Locus is the 800-pound gorilla in this category, the self-proclaimed (at one time) "newspaper of science fiction," and that description was entirely true for several decades. (If it's less true now, it's only because nobody cares as much about a newspaper these days, in the era of the Internet.) It publishes long, thoughtful reviews from a long list of reviewers monthly -- though everyone in the industry assumes that the Locus editorial position is never to run a negative review -- plus long interviews, long lists of forthcoming books, and other long things that SFF readers appreciate. It used to be absolutely vital, as the only place SFnal publishing/convention/fannish news was reported on and covered in a professional and timely way, but, again, the Internet has stolen a lot of thunder in that area. It's been nominated for the Hugo at least once every year since 1970 (some of those early years had categories for both "Fanzine" and "Amateur Magazine"), and has more Hugos than any other single entity, at 29. Some people think that's too many; Locus has lost this category the last two years, which broke a three-year streak (which was preceded by a nine-year streak, another nine-year streak in "Semiprozine," and four- and six-year streaks in "Fanzine" before that).

Weird Tales is a magazine of ancient lineage, which has an uncanny knack of always being able to find someone to pour more money in to keep it going. (For a while, it appeared to share that knack with the similarly ancient Amazing Stories, but Amazing seems to be finally staying dead this time.) Weird Tales has been around since 1923, and was a major market for H.P. Lovecraft and Robert E. Howard in its early days. After a recent editorial turnover, it's now run by Ann VanderMeer, and under her editorship it got its first Hugo nomination in this category in 2009. (It won that year, as well, and was nominated again last year.)

Best Fanzine

  • Banana Wings, edited by Claire Brialey and Mark Plummer
  • Challenger, edited by Guy H. Lillian III
  • The Drink Tank, edited by Christopher J Garcia and James Bacon
  • File 770, edited by Mike Glyer
  • StarShipSofa, edited by Tony C. Smith

I'm much less confident about my ability to discern what's special or particular about these 'zines -- even after spending substantial time poking through them, the only thing I'm really sure about is that StarShipSofa is a podcast, and that makes the old-time fanzine types very huffy and argumentative. (Admittedly, it doesn't take much to get any of us SFF folks argumentative.) So let me be factual and brief.

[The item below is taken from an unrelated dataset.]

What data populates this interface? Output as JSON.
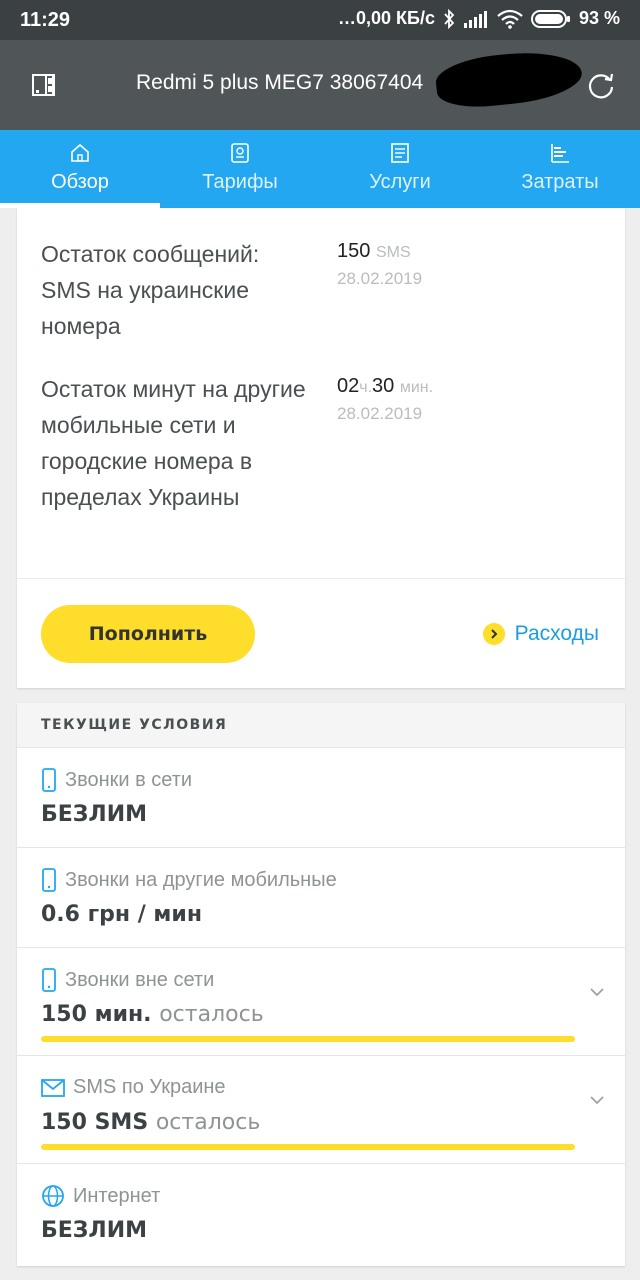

Banana Wings is a British fanzine (from Croydon, whatever that means), which has been quarterly since 2004. It's been nominated in this category five times previously, without winning. Its co-editor, Claire Brialey, was the fan writer nominee who impressed me the most.

Challenger has been going since 1993, and this is its eleventh straight year nominated in this category. It hasn't won yet.

The Drink Tank is up to issue # 287, because it's ostensibly weekly, and started in 2005. (There were 32 issues last year -- not quite weekly, but still really, really often.) It was nominated in this category in 2007.

File 770 is one of the longest-running fanzines still published regularly; it's been coming out since 1978. (And it has a bloggy component now, mostly news-focused, at that link.) It's been nominated in this category twenty-seven times, with six wins.

StarShipSofa is, as I said above, a podcast. (Or an "audio science fiction magazine," as they bill themselves.) It's been running since this time in 2006, and won this category last year, the first time it was nominated.


Remember, Hugo ballots are due July 31st -- thirteen short days from today. What will you vote for. (Or, to be more authentically fannish, what will you vote against?)